English abstract
Infrastructure construction is continuously growing due to urbanization and population
growth. This sector produces huge amounts of cement and concrete annually,
contributing to greenhouse gases, energy consumption, and resource depletion. A large
amount of carbon dioxide (CO2) is emitted in ordinary Portland cement (OPC)
production by a calcination process that requires intensive energy consumption at
around 1500 °C. Hence, introducing the sustainability concept in this industry is
crucial in reducing the carbon footprint. Different researchers around the world are
investigating various sustainable materials that can be utilized as partial replacements
for traditional construction materials, which can preserve the environment. One of
these materials is supplementary cementitious materials (SCMs), which increase the
mechanical properties of concrete/mortar, enhance the durability performance, lower
carbon emissions, and are economical.
In this study, two raw clays labeled as HMR-C and HMR-1 were collected from Al
Hamra city in Oman. These materials were utilized as SCMs, and pozzolanic material
in a partial replacement for OPC. A preparation process of screening, grinding, sieving,
and thermal treatment was conducted for both clays. The various physical, chemical,
and microstructural properties of clays were obtained by material characterization.

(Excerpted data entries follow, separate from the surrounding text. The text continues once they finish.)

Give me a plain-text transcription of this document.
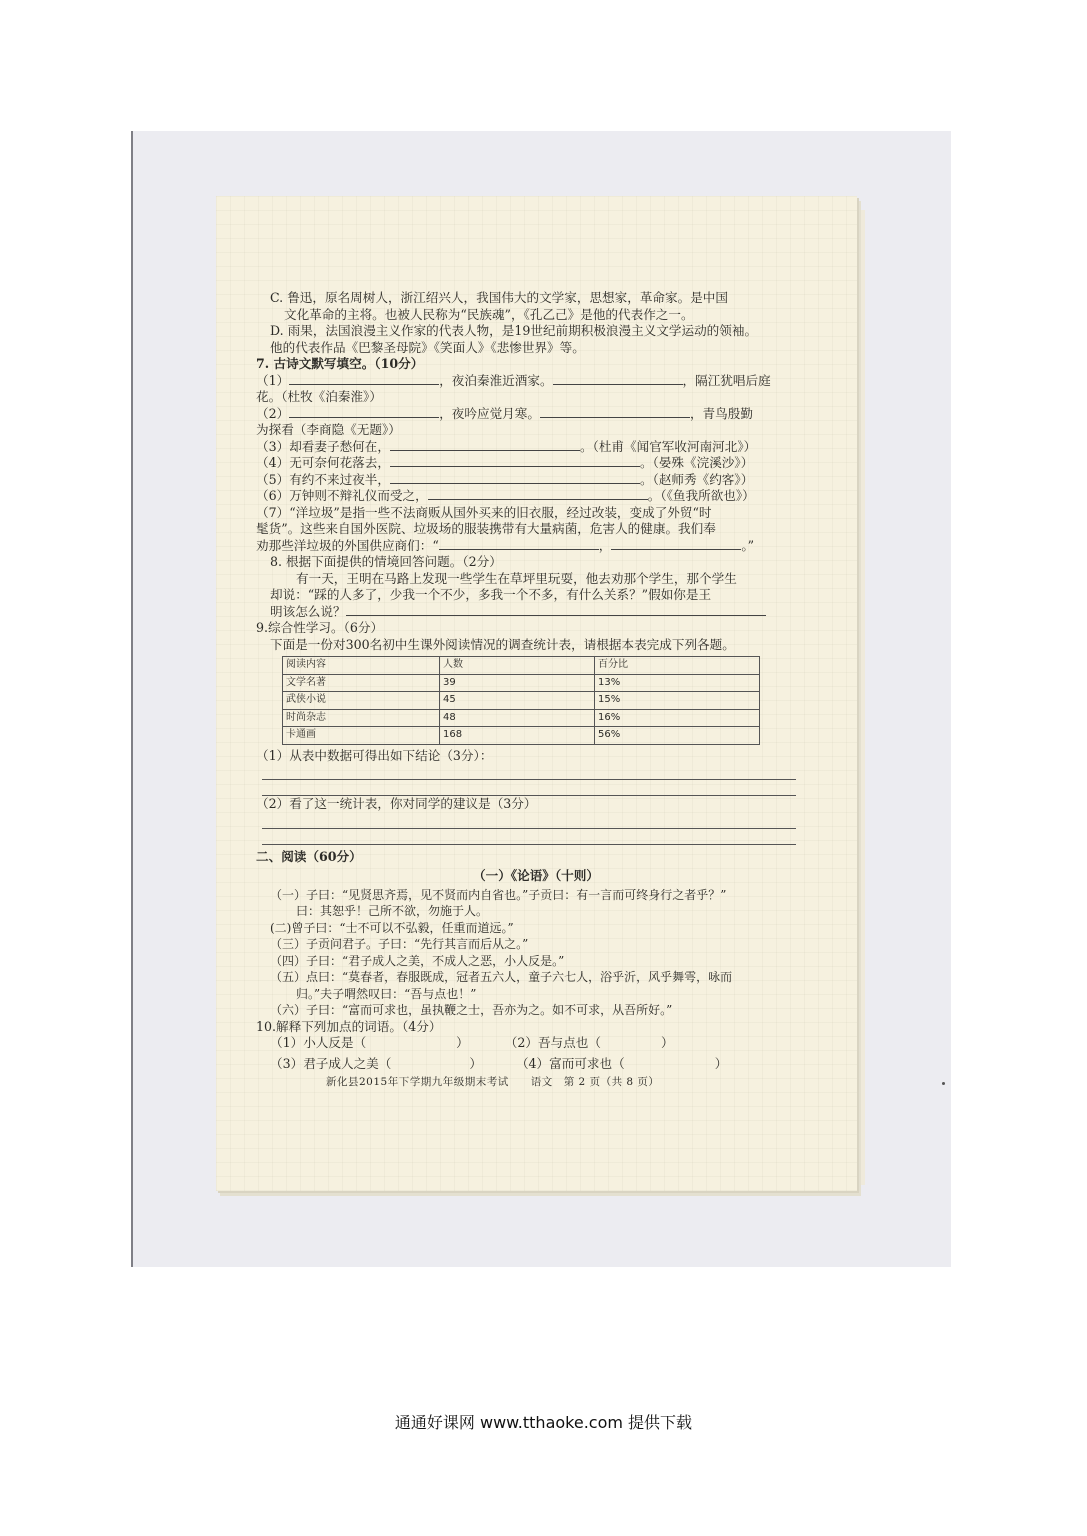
C. 鲁迅，原名周树人，浙江绍兴人，我国伟大的文学家，思想家，革命家。是中国

文化革命的主将。也被人民称为“民族魂”，《孔乙己》是他的代表作之一。

D. 雨果，法国浪漫主义作家的代表人物，是19世纪前期积极浪漫主义文学运动的领袖。

他的代表作品《巴黎圣母院》《笑面人》《悲惨世界》等。

7. 古诗文默写填空。（10分）

（1）	，夜泊秦淮近酒家。	，隔江犹唱后庭

花。（杜牧《泊秦淮》）

（2）	，夜吟应觉月寒。	，青鸟殷勤

为探看（李商隐《无题》）

（3）却看妻子愁何在，	。（杜甫《闻官军收河南河北》）

（4）无可奈何花落去，	。（晏殊《浣溪沙》）

（5）有约不来过夜半，	。（赵师秀《约客》）

（6）万钟则不辩礼仪而受之，	。（《鱼我所欲也》）

（7）“洋垃圾”是指一些不法商贩从国外买来的旧衣服，经过改装，变成了外贸“时

髦货”。这些来自国外医院、垃圾场的服装携带有大量病菌，危害人的健康。我们奉

劝那些洋垃圾的外国供应商们：“	，	。”

8. 根据下面提供的情境回答问题。（2分）

有一天，王明在马路上发现一些学生在草坪里玩耍，他去劝那个学生，那个学生

却说：“踩的人多了，少我一个不少，多我一个不多，有什么关系？”假如你是王

明该怎么说？

9.综合性学习。（6分）

下面是一份对300名初中生课外阅读情况的调查统计表，请根据本表完成下列各题。

阅读内容	人数	百分比
文学名著	39	13%
武侠小说	45	15%
时尚杂志	48	16%
卡通画	168	56%

（1）从表中数据可得出如下结论（3分）：

（2）看了这一统计表，你对同学的建议是（3分）

二、阅读（60分）

（一）《论语》（十则）

（一）子曰：“见贤思齐焉，见不贤而内自省也。”子贡曰：有一言而可终身行之者乎？”

曰：其恕乎！己所不欲，勿施于人。

(二)曾子曰：“士不可以不弘毅，任重而道远。”

（三）子贡问君子。子曰：“先行其言而后从之。”

（四）子曰：“君子成人之美，不成人之恶，小人反是。”

（五）点曰：“莫春者，春服既成，冠者五六人，童子六七人，浴乎沂，风乎舞雩，咏而

归。”夫子喟然叹曰：“吾与点也！”

（六）子曰：“富而可求也，虽执鞭之士，吾亦为之。如不可求，从吾所好。”

10.解释下列加点的词语。（4分）

（1）小人反是（	）	（2）吾与点也（	）

（3）君子成人之美（	）	（4）富而可求也（	）

新化县2015年下学期九年级期末考试　　语文　第 2 页（共 8 页）

通通好课网 www.tthaoke.com 提供下载
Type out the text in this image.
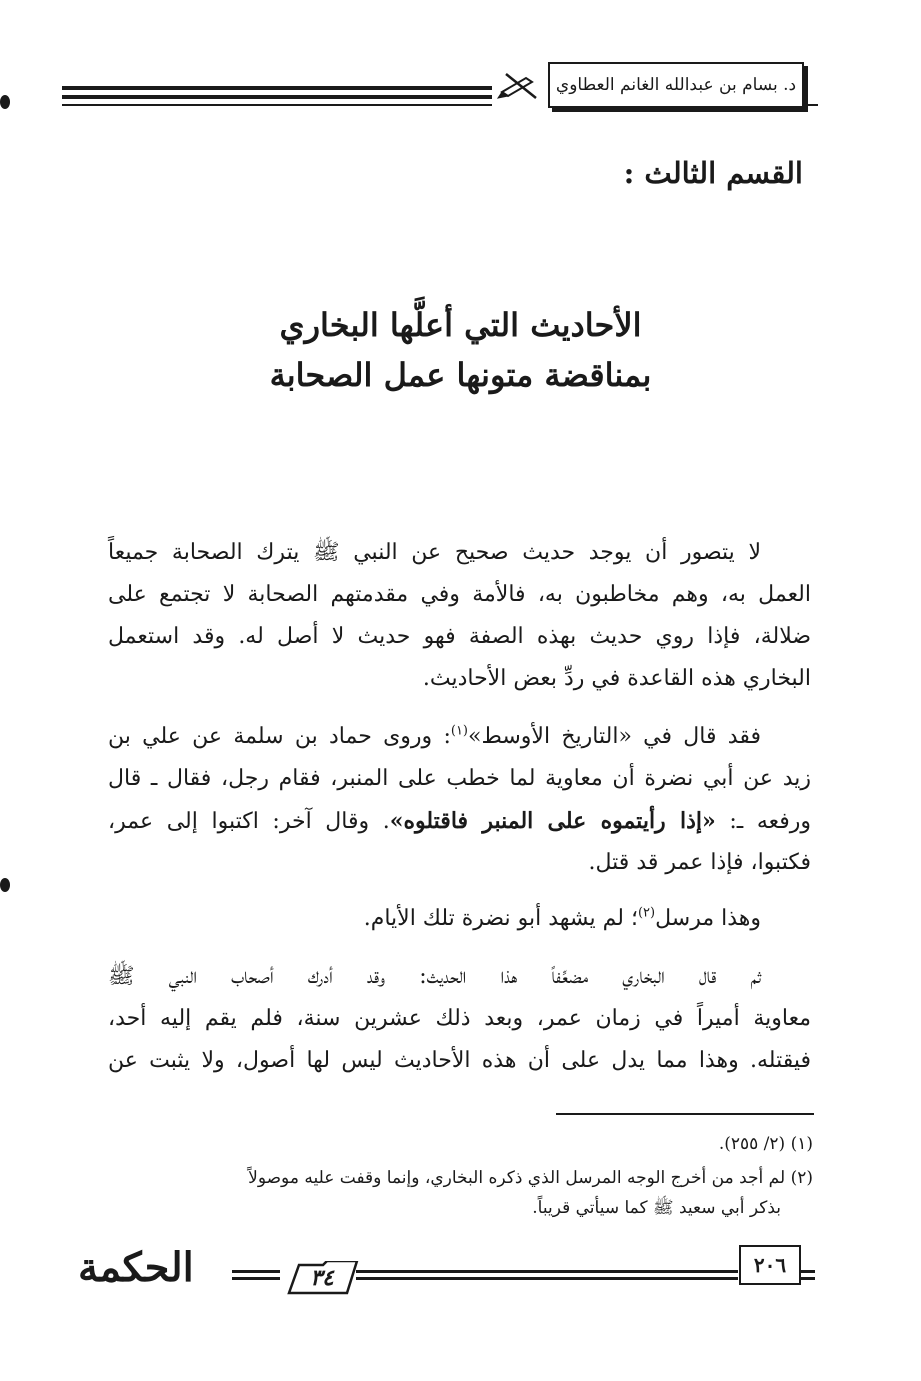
د. بسام بن عبدالله الغانم العطاوي
القسم الثالث :
الأحاديث التي أعلَّها البخاري
بمناقضة متونها عمل الصحابة
لا يتصور أن يوجد حديث صحيح عن النبي ﷺ يترك الصحابة جميعاً
العمل به، وهم مخاطبون به، فالأمة وفي مقدمتهم الصحابة لا تجتمع على
ضلالة، فإذا روي حديث بهذه الصفة فهو حديث لا أصل له. وقد استعمل
البخاري هذه القاعدة في ردِّ بعض الأحاديث.
فقد قال في «التاريخ الأوسط»$^{(١)}$: وروى حماد بن سلمة عن علي بن
زيد عن أبي نضرة أن معاوية لما خطب على المنبر، فقام رجل، فقال ـ قال
ورفعه ـ: «إذا رأيتموه على المنبر فاقتلوه». وقال آخر: اكتبوا إلى عمر،
فكتبوا، فإذا عمر قد قتل.
وهذا مرسل$^{(٢)}$؛ لم يشهد أبو نضرة تلك الأيام.
ثم قال البخاري مضعِّفاً هذا الحديث: وقد أدرك أصحاب النبي ﷺ
معاوية أميراً في زمان عمر، وبعد ذلك عشرين سنة، فلم يقم إليه أحد،
فيقتله. وهذا مما يدل على أن هذه الأحاديث ليس لها أصول، ولا يثبت عن
(١) (٢/ ٢٥٥).
(٢) لم أجد من أخرج الوجه المرسل الذي ذكره البخاري، وإنما وقفت عليه موصولاً
بذكر أبي سعيد ﷺ كما سيأتي قريباً.
٢٠٦
٣٤
الحكمة
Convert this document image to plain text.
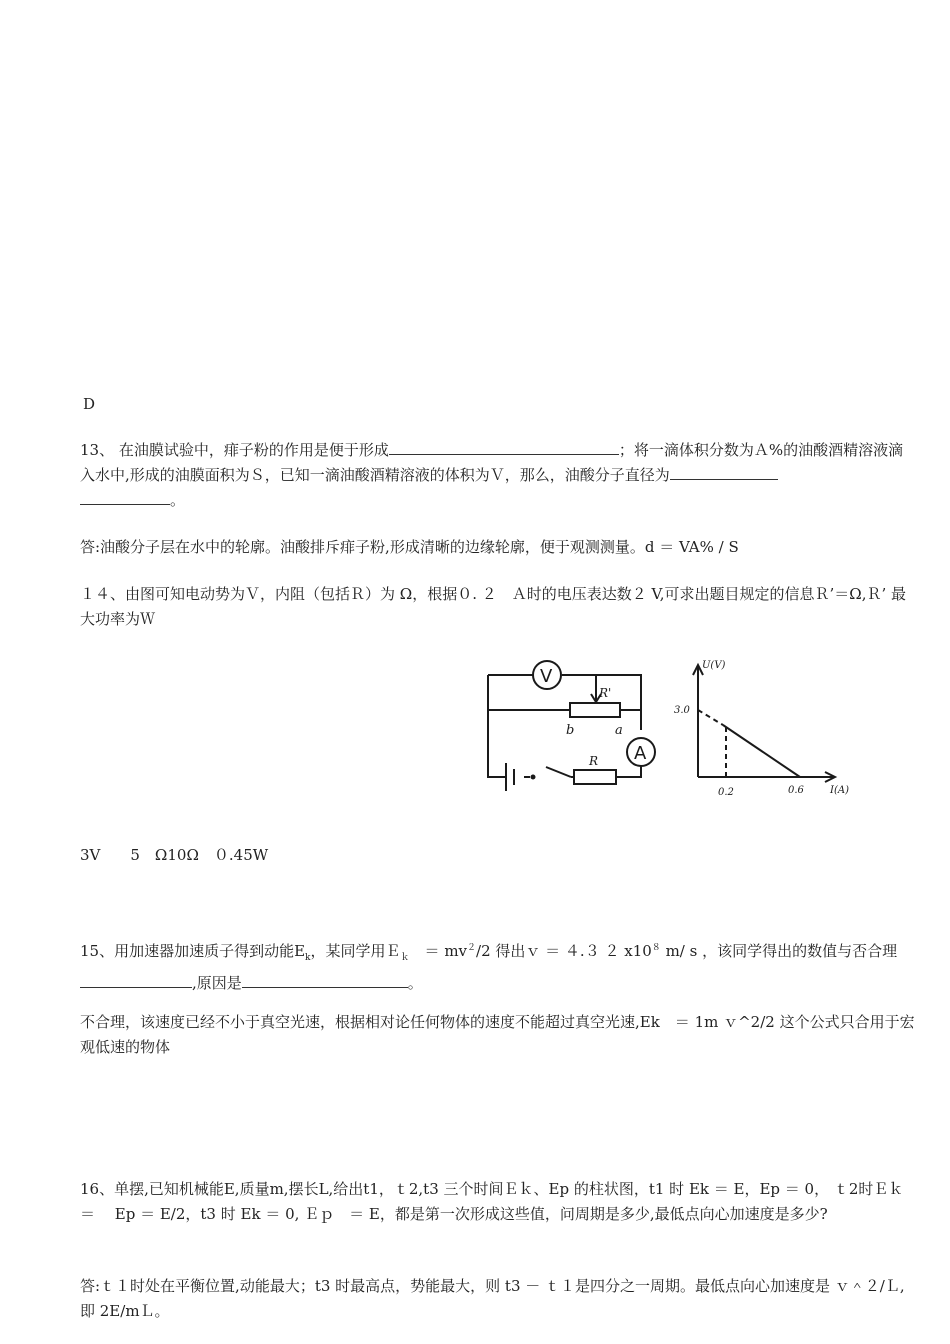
D

13、 在油膜试验中，痱子粉的作用是便于形成	；将一滴体积分数为Ａ%的油酸酒精溶液滴入水中,形成的油膜面积为Ｓ，已知一滴油酸酒精溶液的体积为Ｖ，那么，油酸分子直径为
。

答:油酸分子层在水中的轮廓。油酸排斥痱子粉,形成清晰的边缘轮廓，便于观测测量。d ＝ VA% / S

１４、由图可知电动势为Ｖ，内阻（包括Ｒ）为 Ω，根据０. ２　Ａ时的电压表达数２ V,可求出题目规定的信息Ｒ’＝Ω,Ｒ’ 最大功率为Ｗ

V
A
R'
R
b	a
U(V)
I(A)
3.0
0.2	0.6

3V　　5　Ω10Ω　０.45W

15、用加速器加速质子得到动能$E_k$，某同学用Ｅ$_k$　＝ $mv^2/2$ 得出ｖ ＝ ４.３ ２ $x10^8$ m/ s ，该同学得出的数值与否合理,原因是	。

不合理，该速度已经不小于真空光速，根据相对论任何物体的速度不能超过真空光速,Ek　＝ 1m ｖ^2/2 这个公式只合用于宏观低速的物体

16、单摆,已知机械能E,质量m,摆长L,给出t1，ｔ2,t3 三个时间Ｅｋ、Ep 的柱状图，t1 时 Ek ＝ E，Ep ＝ 0， ｔ2时Ｅｋ　＝　 Ep ＝ E/2，t3 时 Ek ＝ 0, Ｅｐ　＝ E，都是第一次形成这些值，问周期是多少,最低点向心加速度是多少?

答:ｔ１时处在平衡位置,动能最大；t3 时最高点，势能最大，则 t3 － ｔ１是四分之一周期。最低点向心加速度是 ｖ＾２/Ｌ,即 2E/mＬ。
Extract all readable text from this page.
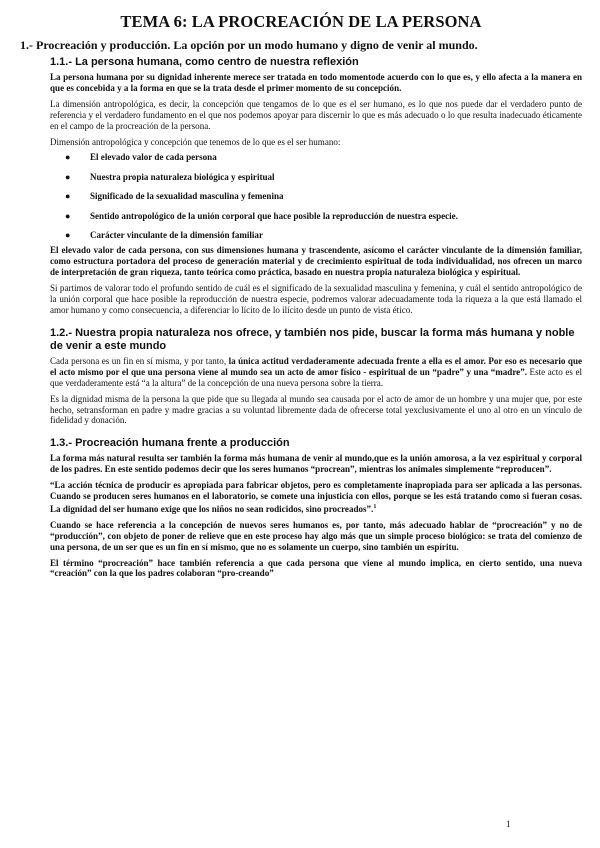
TEMA 6: LA PROCREACIÓN DE LA PERSONA
1.- Procreación y producción. La opción por un modo humano y digno de venir al mundo.
1.1.- La persona humana, como centro de nuestra reflexión

La persona humana por su dignidad inherente merece ser tratada en todo momentode acuerdo con lo que es, y ello afecta a la manera en que es concebida y a la forma en que se la trata desde el primer momento de su concepción.

La dimensión antropológica, es decir, la concepción que tengamos de lo que es el ser humano, es lo que nos puede dar el verdadero punto de referencia y el verdadero fundamento en el que nos podemos apoyar para discernir lo que es más adecuado o lo que resulta inadecuado éticamente en el campo de la procreación de la persona.

Dimensión antropológica y concepción que tenemos de lo que es el ser humano:

● El elevado valor de cada persona
● Nuestra propia naturaleza biológica y espiritual
● Significado de la sexualidad masculina y femenina
● Sentido antropológico de la unión corporal que hace posible la reproducción de nuestra especie.
● Carácter vinculante de la dimensión familiar

El elevado valor de cada persona, con sus dimensiones humana y trascendente, asícomo el carácter vinculante de la dimensión familiar, como estructura portadora del proceso de generación material y de crecimiento espiritual de toda individualidad, nos ofrecen un marco de interpretación de gran riqueza, tanto teórica como práctica, basado en nuestra propia naturaleza biológica y espiritual.

Si partimos de valorar todo el profundo sentido de cuál es el significado de la sexualidad masculina y femenina, y cuál el sentido antropológico de la unión corporal que hace posible la reproducción de nuestra especie, podremos valorar adecuadamente toda la riqueza a la que está llamado el amor humano y como consecuencia, a diferenciar lo lícito de lo ilícito desde un punto de vista ético.

1.2.- Nuestra propia naturaleza nos ofrece, y también nos pide, buscar la forma más humana y noble de venir a este mundo

Cada persona es un fin en sí misma, y por tanto, la única actitud verdaderamente adecuada frente a ella es el amor. Por eso es necesario que el acto mismo por el que una persona viene al mundo sea un acto de amor físico - espiritual de un “padre” y una “madre”. Este acto es el que verdaderamente está “a la altura” de la concepción de una nueva persona sobre la tierra.

Es la dignidad misma de la persona la que pide que su llegada al mundo sea causada por el acto de amor de un hombre y una mujer que, por este hecho, setransforman en padre y madre gracias a su voluntad libremente dada de ofrecerse total yexclusivamente el uno al otro en un vínculo de fidelidad y donación.

1.3.- Procreación humana frente a producción

La forma más natural resulta ser también la forma más humana de venir al mundo,que es la unión amorosa, a la vez espiritual y corporal de los padres. En este sentido podemos decir que los seres humanos “procrean”, mientras los animales simplemente “reproducen”.

“La acción técnica de producir es apropiada para fabricar objetos, pero es completamente inapropiada para ser aplicada a las personas. Cuando se producen seres humanos en el laboratorio, se comete una injusticia con ellos, porque se les está tratando como si fueran cosas. La dignidad del ser humano exige que los niños no sean rodicidos, sino procreados”.$^1$

Cuando se hace referencia a la concepción de nuevos seres humanos es, por tanto, más adecuado hablar de “procreación” y no de “producción”, con objeto de poner de relieve que en este proceso hay algo más que un simple proceso biológico: se trata del comienzo de una persona, de un ser que es un fin en sí mismo, que no es solamente un cuerpo, sino también un espíritu.

El término “procreación” hace también referencia a que cada persona que viene al mundo implica, en cierto sentido, una nueva “creación” con la que los padres colaboran “pro-creando”

1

The
X-ray fluorescence (XRF) analysis showed that the combined total of (silica, alumina,
and iron) oxides in calcined HMR-C clay is 91%, and in HMR-1 is 81%. Hence, both
clays were classified as pozzolanic. Additionally, the thermogravimetric analysis
(TGA) and differential scanning calorimetry (DSC) findings revealed that the suitable
calcination temperature of HMR-C is (650 °C and 700 °C), and in HMR-1 is (1000 °C
and 1050 °C). The calcined clay was utilized as a replacement for OPC at different
replacement ratios by weight with a constant w/c ratio of 0.30 in different mortar
mixes. The potential of utilizing the HMR-C and HMR-1 calcined clays as pozzolana
in mortar was examined in two phases. In the first phase, binary mixes were designed
and produced with replacement percentages of (7%, 12%, 20%, and 30%). Depending
in the 28-day compressive strength of this phase, an optimum replacement level of
12% and optimum calcination temperature of 650 °C for HMR-C and 1050 °C for
HMR-1 was selected for the second phase. Different composite mixtures of calcined
clay and various conventional SCMs were designed and produced in this phase. All
the binary and composite mortar samples were experimentally tested to obtain their
various properties. Immediately after mixing, a flowability test, temperature, and fresh
density were performed. Also, the compressive strength and hardened density were
tested at 1, 7, 28, and 91 days. Additionally, the flexural strength of calcined clay
mortar samples was recorded at 28 days. Moreover, the ultrasonic pulse velocity
(UPV), water absorption, and porosity were tested at 91 days. Furthermore, the effect
of submerging mortar samples in a combined solution of (5% sodium sulfate and 5%
sodium chloride) and (5% magnesium sulfate and 5% sodium chloride) for 9 weeks
was tested. Similarly, acid resistance was conducted on mortar samples at 3 months
after 28 days of wet curing; these acids are sulfuric acid, citric acid, nitric acid,
hydrochloric acid, acetic acid, and phosphoric acid. The major outcomes of this study
indicated that as the percentage of HMR-C and HMR-1 clay replacement rises in the
blended paste, the normal consistency also increases, and the setting time is higher
than OPC. It was also observed that the flowability of HMR-C decreases as the
percentage of replacement of Portland cement with calcined clay increases. In contrast,
HMR-1 calcined clay increases the flowability compared with the OPC. In binary
mixes, a reduction in the early strength at 1 day is recorded up to around -45%, and an
enhancement in strength is observed at 7, 28, and 91 days (42.6%, 21.5%, and 8.6%),
respectively, while the composite mixes resulted in lower strength compared with the
plain OPC. An increase in flexural strength is recorded in some samples of HMR-C
and HMR-1 binary and composite mixes. The porosity and water absorption are lower
in HMR-C binary mixes compared to the HMR-1 mixes, and no significant difference
is recorded in UPV. The compressive strength test after exposure to high temperature
(800 °C) showed an increased range of (3.98 to 17.7) % in HMR-C that was calcined
at 700 °C. Moreover, the compressive strength after exposure to (5%Na2SO4
+5%NaCl) and wet/dry cycles resulted in an increase in strength in both clays. A loss
in strength is recorded in all mixes of both clays after exposure to (5%MgSO4
+5%NaCl) and wet/dry cycles. Weight loss, degradation, and color change are
observed after submerging all the HMR-C and HMR-1 mortar samples in various acids
for 9 weeks. Strength increase is detected in most of the HMR-1 samples after
exposure to H3PO4 and C2H4O2 compared with the plain OPC. An increase is also
observed after the HCl, HNO3, and H2SO4 acid attack for both clays.